While the process for Ralph Steadman’s art is undeniably engaging, the focus of this documentary is a bit too scattered to feel like a straightforward biopic. Instead, much of the film almost seems more interested in making a movie about deceased journalist and Steadman’s former Gonzo artistic collaborator, Hunter S. Thompson. While it may have been arguable which of the two were more politically driven or artistically inclined, Thompson is clearly the larger personality of the two, and Steadman becomes slightly overshadowed by his partner even in death.
Although the narrative can be more than little scattered while also somehow managing redundancies in storytelling, Joby Gee’s inventive editing manages to capture the spirit and essence of Steadman’s chaotic art. Much of his work is animated and inserted as a much more compelling alternative to the countless sequences of the artist in conversation with visiting actor Johnny Depp. There is also a great deal of archival footage, much of which is utilized in overlapping editing that shows how often and similarly Steadman’s stories have been told in the past. These are not new revelations about Steadman’s work, but rather an opportunity for fans to revel in the maniacal art and the methods which unearth each image.
Steadman’s art combined with Thompson’s method of inserting himself into the news story became the basis for Gonzo journalism, and is also what provides some of the more compelling stories in For No Good Reason. This is also where a majority of the film seems more interested in the friendship between these two artists/competitors than in Steadman’s artistic process.
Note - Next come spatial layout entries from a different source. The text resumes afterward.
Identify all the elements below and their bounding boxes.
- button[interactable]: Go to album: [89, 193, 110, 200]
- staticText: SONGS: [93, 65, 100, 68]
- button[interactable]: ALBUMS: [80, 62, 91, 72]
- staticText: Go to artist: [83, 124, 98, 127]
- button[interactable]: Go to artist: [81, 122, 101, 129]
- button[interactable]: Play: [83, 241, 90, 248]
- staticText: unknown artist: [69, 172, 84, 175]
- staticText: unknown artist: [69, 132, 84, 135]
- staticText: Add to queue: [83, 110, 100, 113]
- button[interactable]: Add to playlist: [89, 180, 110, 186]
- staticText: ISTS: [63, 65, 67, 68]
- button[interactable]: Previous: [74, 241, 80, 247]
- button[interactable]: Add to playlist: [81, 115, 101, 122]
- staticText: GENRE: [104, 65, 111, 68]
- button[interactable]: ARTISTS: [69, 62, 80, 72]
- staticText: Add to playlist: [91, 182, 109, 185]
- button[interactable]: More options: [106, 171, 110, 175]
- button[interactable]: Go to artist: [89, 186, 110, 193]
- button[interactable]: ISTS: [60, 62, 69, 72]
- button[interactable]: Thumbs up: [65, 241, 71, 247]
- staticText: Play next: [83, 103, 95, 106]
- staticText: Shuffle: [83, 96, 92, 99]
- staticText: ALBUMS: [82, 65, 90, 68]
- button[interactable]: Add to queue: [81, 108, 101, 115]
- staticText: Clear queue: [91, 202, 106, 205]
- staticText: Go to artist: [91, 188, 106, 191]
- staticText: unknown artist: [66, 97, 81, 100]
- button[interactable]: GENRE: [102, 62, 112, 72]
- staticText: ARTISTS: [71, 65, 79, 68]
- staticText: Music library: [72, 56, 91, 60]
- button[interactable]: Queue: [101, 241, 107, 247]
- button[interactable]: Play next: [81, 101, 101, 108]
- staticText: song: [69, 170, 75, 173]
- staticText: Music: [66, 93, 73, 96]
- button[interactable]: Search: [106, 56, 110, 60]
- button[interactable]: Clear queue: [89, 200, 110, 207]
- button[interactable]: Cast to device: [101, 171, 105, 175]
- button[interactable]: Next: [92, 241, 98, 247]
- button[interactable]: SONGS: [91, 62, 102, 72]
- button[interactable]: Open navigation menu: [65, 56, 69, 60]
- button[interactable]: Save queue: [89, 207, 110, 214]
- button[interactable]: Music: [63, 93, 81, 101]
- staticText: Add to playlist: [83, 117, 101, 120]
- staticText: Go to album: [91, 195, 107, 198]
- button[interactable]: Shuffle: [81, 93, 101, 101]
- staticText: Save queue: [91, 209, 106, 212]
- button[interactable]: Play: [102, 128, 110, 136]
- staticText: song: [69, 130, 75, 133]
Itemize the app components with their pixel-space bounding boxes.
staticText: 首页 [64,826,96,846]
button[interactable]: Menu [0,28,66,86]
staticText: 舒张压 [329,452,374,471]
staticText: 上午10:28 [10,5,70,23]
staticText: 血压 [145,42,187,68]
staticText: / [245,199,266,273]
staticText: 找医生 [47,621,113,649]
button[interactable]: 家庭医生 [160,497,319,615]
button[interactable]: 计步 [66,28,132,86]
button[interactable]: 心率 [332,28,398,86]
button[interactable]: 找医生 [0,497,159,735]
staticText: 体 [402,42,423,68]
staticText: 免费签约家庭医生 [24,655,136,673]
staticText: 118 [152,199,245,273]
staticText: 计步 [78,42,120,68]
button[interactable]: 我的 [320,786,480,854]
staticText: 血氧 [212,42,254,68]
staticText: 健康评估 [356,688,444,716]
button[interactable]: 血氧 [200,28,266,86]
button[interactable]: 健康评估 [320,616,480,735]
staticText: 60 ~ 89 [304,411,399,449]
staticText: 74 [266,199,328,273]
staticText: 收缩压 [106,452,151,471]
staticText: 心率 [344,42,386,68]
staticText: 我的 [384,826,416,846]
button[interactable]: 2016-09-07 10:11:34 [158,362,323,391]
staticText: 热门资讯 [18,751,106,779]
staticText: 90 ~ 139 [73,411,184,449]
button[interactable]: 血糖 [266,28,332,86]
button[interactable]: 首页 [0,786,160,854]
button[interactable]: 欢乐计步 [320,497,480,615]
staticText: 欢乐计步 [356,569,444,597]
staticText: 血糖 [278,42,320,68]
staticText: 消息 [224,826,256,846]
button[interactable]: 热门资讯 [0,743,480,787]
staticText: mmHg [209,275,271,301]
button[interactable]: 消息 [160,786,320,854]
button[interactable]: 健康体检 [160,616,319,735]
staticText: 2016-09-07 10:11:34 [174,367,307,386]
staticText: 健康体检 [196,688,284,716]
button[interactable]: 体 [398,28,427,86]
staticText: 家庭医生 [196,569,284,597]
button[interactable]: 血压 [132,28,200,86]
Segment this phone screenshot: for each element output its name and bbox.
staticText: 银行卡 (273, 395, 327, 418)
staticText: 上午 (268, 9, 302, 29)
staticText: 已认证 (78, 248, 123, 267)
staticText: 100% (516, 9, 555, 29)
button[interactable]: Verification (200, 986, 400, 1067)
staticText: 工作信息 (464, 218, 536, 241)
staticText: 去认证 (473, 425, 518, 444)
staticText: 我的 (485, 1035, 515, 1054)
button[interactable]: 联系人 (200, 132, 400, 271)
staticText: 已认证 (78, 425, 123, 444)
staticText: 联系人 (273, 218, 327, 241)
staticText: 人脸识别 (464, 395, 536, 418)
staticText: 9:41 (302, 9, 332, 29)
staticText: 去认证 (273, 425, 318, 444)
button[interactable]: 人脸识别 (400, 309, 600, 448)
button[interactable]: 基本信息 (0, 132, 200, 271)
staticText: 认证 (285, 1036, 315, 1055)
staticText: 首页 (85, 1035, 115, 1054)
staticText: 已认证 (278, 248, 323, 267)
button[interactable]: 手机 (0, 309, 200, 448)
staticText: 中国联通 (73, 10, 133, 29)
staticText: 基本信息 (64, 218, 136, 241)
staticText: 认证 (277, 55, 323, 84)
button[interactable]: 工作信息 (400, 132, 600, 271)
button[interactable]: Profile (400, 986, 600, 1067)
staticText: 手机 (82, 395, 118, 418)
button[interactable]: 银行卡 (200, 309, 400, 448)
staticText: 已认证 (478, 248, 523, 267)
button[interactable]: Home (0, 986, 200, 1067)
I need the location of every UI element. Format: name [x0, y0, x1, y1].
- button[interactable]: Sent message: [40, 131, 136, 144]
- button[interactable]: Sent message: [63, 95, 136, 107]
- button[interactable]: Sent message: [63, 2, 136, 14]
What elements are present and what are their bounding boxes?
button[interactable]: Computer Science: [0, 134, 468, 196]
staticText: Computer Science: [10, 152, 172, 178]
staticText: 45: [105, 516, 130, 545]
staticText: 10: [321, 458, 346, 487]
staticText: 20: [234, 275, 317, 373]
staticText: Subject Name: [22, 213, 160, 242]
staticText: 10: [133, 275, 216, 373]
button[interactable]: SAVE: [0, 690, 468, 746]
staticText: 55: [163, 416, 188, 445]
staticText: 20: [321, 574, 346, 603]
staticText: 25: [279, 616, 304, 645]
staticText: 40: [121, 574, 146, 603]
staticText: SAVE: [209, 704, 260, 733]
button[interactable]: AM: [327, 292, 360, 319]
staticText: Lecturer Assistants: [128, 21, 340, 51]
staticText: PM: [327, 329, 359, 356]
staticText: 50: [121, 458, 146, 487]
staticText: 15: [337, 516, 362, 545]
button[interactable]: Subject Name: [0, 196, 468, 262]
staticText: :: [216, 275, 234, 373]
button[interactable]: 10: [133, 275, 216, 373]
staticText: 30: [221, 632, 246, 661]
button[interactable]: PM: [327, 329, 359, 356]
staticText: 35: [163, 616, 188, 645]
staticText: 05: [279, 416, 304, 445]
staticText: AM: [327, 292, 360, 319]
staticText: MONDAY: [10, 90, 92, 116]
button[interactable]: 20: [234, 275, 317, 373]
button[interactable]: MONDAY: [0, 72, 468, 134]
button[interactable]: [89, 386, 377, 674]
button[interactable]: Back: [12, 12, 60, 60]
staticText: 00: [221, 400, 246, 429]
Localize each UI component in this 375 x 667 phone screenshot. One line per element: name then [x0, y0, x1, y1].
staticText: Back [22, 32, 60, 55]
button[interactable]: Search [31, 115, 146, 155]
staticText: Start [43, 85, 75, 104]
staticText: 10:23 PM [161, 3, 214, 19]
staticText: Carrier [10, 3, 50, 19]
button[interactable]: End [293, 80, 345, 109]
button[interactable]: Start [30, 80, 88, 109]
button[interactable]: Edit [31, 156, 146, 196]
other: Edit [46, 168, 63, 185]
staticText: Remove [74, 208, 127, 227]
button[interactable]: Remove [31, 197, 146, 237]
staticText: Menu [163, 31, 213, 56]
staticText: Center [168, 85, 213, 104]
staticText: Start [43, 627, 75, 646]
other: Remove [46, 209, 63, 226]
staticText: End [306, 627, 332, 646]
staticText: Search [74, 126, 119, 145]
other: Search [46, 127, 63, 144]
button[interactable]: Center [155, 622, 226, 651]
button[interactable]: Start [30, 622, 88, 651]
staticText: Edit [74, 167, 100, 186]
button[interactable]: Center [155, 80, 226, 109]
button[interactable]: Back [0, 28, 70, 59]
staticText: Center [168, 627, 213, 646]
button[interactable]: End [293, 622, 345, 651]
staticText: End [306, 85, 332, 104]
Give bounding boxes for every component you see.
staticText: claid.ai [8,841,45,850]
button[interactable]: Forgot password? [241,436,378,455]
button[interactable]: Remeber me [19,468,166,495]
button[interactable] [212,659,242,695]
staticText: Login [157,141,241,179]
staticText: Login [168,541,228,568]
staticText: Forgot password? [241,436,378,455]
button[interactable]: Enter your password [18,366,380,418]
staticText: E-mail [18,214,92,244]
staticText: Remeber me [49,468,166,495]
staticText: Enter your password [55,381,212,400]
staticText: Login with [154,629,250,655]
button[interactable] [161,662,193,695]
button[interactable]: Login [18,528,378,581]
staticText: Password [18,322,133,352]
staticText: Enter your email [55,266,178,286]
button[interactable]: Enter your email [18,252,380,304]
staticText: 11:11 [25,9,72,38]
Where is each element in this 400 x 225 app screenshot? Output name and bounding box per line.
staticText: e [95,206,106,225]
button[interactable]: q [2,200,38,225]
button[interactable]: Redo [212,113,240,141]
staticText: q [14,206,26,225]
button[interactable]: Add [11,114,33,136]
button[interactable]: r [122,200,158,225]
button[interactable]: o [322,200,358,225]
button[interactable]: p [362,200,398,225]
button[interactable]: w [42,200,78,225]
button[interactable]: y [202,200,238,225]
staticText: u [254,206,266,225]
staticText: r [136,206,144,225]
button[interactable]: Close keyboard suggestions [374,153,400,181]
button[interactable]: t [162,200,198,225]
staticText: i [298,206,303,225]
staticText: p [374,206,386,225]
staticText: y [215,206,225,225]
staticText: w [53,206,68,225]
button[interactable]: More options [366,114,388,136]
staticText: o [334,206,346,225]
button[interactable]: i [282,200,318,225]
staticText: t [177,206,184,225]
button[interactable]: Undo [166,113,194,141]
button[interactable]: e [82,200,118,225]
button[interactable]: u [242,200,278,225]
There are, however, sequences in which we witness the method behind his splatter-filled paintings. The film also gets caught up in the lucrative business of selling Steadman’s prints as “original” works, simply because he has dated and signed 800 copies of the exact same piece of art. I’m not sure how this constitutes calling the work an original piece of art, and I am certain that this practice would have disgusted Thompson, but the biggest problem is that footage and information like this has little to do with the rest of the narrative in For No Good Reason. Soon the title seems to be the explanation for making the documentary; while it has many engaging and entertaining bits collected and creatively edited, it is difficult to understand the point of the film.
The Blu-ray special features include a commentary track with director Charlie Paul and producer Lucy Paul. There are also deleted scenes, extended interviews from the film, a Q&A from the Toronto International Film Festival with Paul and Steadman, and an animated short utilizing some of Steadman’s work.